Visão original

Como Robert Pirsig colocou de forma tão perspicaz — e vou apenas o citar aqui, não sei se a história é factual ou não, mas de qualquer forma, é verdadeira [1]

Ele estava tendo problemas com alunos que não tinham nada a dizer.

No início, Pirsig pensou que fosse preguiça, mas logo ficou claro que não era o caso. Eles simplesmente não conseguiam pensar em nada para dizer.

Uma aluna em particular, usando óculos de lentes grossas, queria escrever um ensaio de quinhentas palavras sobre os Estados Unidos. Pirsig, acostumado com a frustração que surge a partir de declarações como essa, sugeriu, sem menosprezo, que ela reduzisse o tema para apenas a cidade de Bozeman, Montana.

Quando o prazo para a entrega do trabalho venceu, ela não havia conseguido terminar e ficou extremamente chateada. Ela tentou e tentou, mas simplesmente não conseguia pensar em nada para dizer.

Isso o deixou ainda mais perplexo. Agora, ele próprio não conseguia pensar em nada para dizer. Houve um momento de silêncio e, em seguida, ele deu uma resposta peculiar: “Reduza o tema para apenas a rua principal de Bozeman.” Foi um momento de compreensão. Ela assentiu obedientemente e saiu.

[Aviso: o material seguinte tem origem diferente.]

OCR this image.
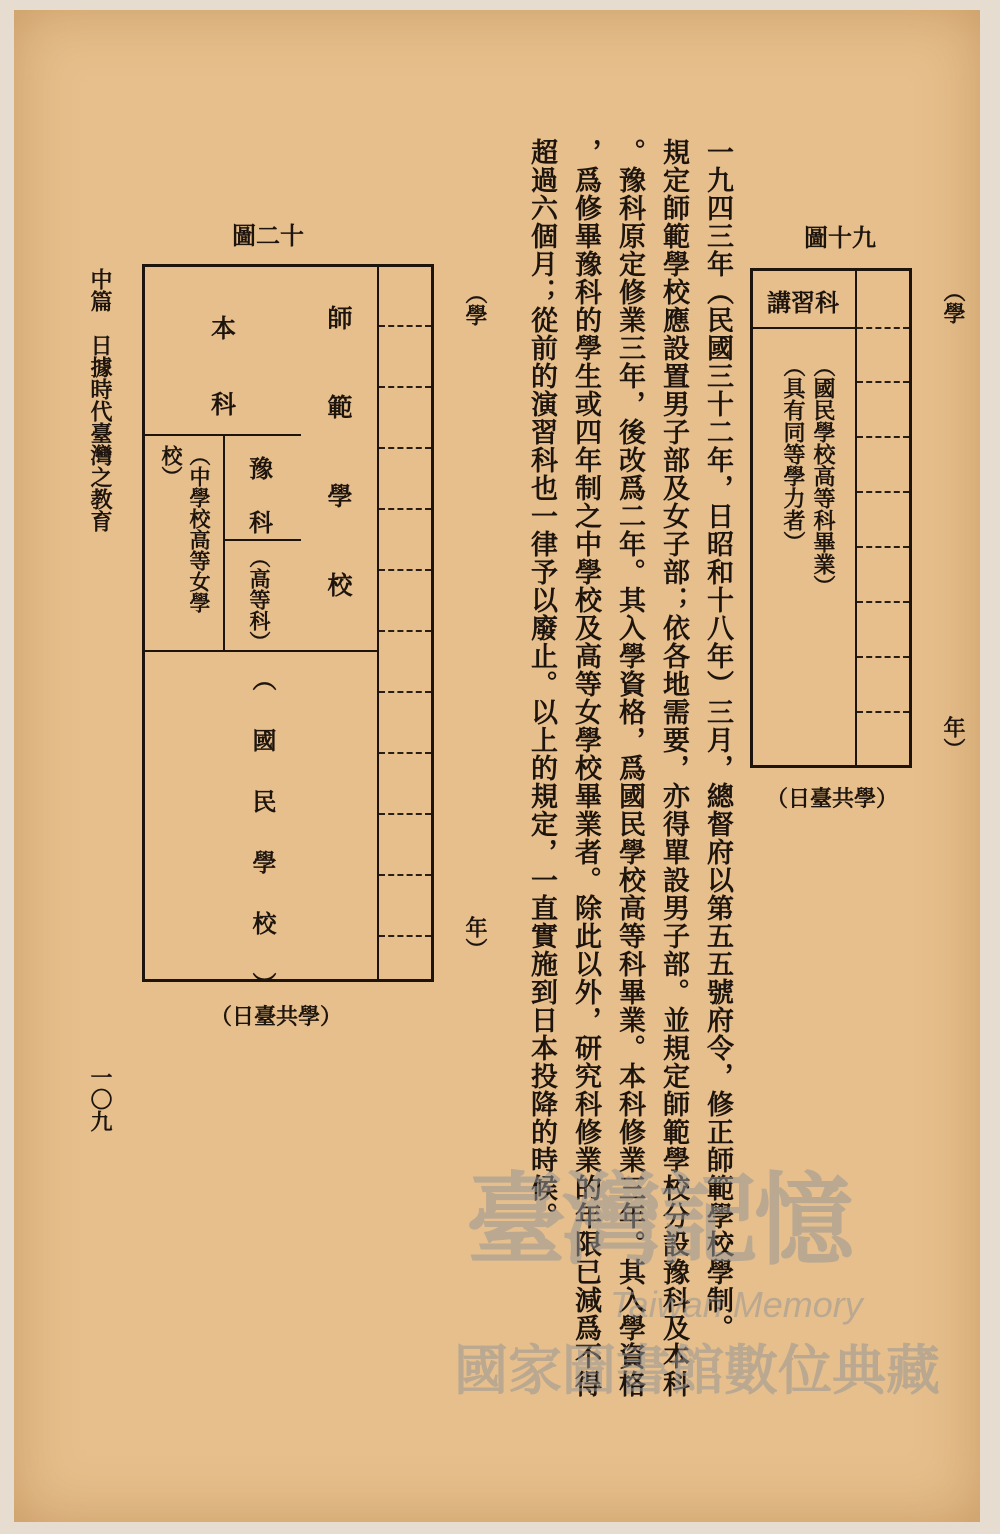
一九四三年（民國三十二年，日昭和十八年）三月，總督府以第五五號府令，修正師範學校學制。
規定師範學校應設置男子部及女子部；依各地需要，亦得單設男子部。並規定師範學校分設豫科及本科
。豫科原定修業三年，後改爲二年。其入學資格，爲國民學校高等科畢業。本科修業三年。其入學資格
，爲修畢豫科的學生或四年制之中學校及高等女學校畢業者。除此以外，研究科修業的年限已減爲不得
超過六個月；從前的演習科也一律予以廢止。以上的規定，一直實施到日本投降的時候。	圖十九
（學
年）
講習科
（國民學校高等科畢業）
（具有同等學力者）
（日臺共學）
圖二十
（學
年）
師範學校
本
科
豫
科
（高等科）
（中學校高等女學
校）
（國民學校）
（日臺共學）
中篇　日據時代臺灣之教育
一〇九
臺灣記憶
Taiwan Memory
國家圖書館數位典藏
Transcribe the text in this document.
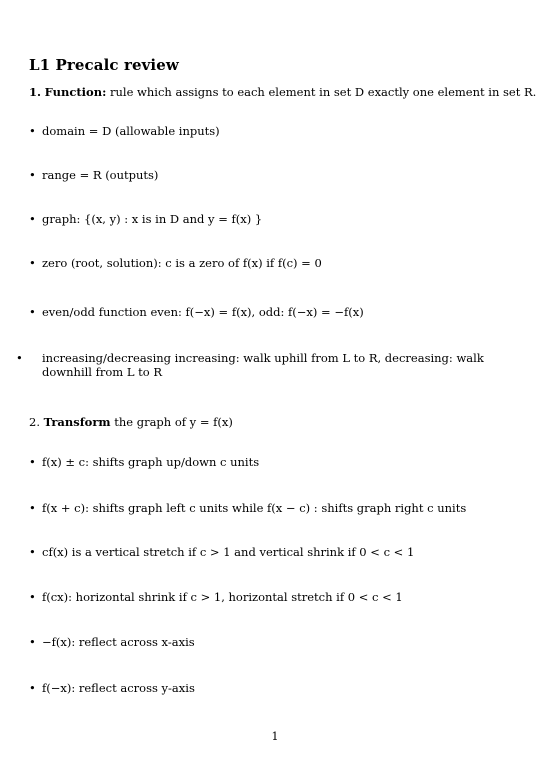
L1 Precalc review
1. Function: rule which assigns to each element in set D exactly one element in set R.
• domain = D (allowable inputs)
• range = R (outputs)
• graph: {(x, y) : x is in D and y = f(x) }
• zero (root, solution): c is a zero of f(x) if f(c) = 0
• even/odd function even: f(−x) = f(x), odd: f(−x) = −f(x)
• increasing/decreasing increasing: walk uphill from L to R, decreasing: walk downhill from L to R
2. Transform the graph of y = f(x)
• f(x) ± c: shifts graph up/down c units
• f(x + c): shifts graph left c units while f(x − c) : shifts graph right c units
• cf(x) is a vertical stretch if c > 1 and vertical shrink if 0 < c < 1
• f(cx): horizontal shrink if c > 1, horizontal stretch if 0 < c < 1
• −f(x): reflect across x-axis
• f(−x): reflect across y-axis
1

Porém, pouco antes da aula seguinte, ela voltou verdadeiramente angustiada, desta vez em lágrimas, o que deixou claro que essa angústia já estava presente fazia muito tempo. Ela ainda não conseguia pensar em nada para dizer e não conseguia entender por que, se não conseguia pensar em nada sobre a cidade de Bozeman na sua totalidade, deveria conseguir pelo menos pensar em algo para escrever sobre apenas uma rua da cidade.

Ele ficou furioso. “Você não está olhando de verdade!” ele exclamou. Uma lembrança retornou de quando ele mesmo foi demitido da universidade por ter coisas demais a dizer. Para cada fato, há uma infinidade de hipóteses. Quanto mais você observa, mais você vê. Ela realmente não estava observando e, de alguma forma, não conseguia entender isso.

Com raiva, ele disse: “Reduza o tema para a fachada de um prédio na rua principal de Bozeman. A Opera House. Comece com o tijolo superior esquerdo.”

Seus olhos, por trás dos óculos de lentes grossas, se arregalaram.

Na aula seguinte, ela entrou com uma expressão perplexa e entregou a ele um ensaio de cinco mil palavras escrito em frente à Opera House, na rua principal de Bozeman, Montana. “Sentei-me no café do outro lado da rua”, disse ela, “e comecei a escrever sobre o primeiro tijolo, e o segundo tijolo, e então, no terceiro tijolo, tudo começou a fluir e eu não conseguia parar. As pessoas acharam que eu estava louca e ficaram tirando sarro de mim, mas aqui está tudo. Eu não entendo o que aconteceu.”

Ele também não entendia, mas durante longas caminhadas pelas ruas da cidade, ele refletiu sobre o assunto e concluiu que ela estava claramente bloqueada pelo mesmo tipo de bloqueio que o havia paralisado em seu primeiro dia de ensino. Ela estava bloqueada porque tentava repetir, em sua escrita, coisas que já havia ouvido, assim como no primeiro dia ele tentou repetir coisas que já havia decidido dizer. Ela não conseguia pensar em nada para escrever sobre Bozeman porque não conseguia se lembrar de nada que tivesse ouvido que valesse a pena repetir. De forma estranhamente inconsciente, ela não percebia que podia olhar e ver por si mesma, como escreveu, sem se preocupar com o que havia sido dito anteriormente. A redução do tema para um único tijolo destruiu o bloqueio, porque era tão evidente que ela precisava ter uma visão original e direta.

— Robert M. Pirsig,  

Zen and the Art of Motorcycle Maintenance (Zen e a Arte da Manutenção de Motocicletas)

Referências

[1] Pirsig, Zen and the Art of Motorcycle Maintenance.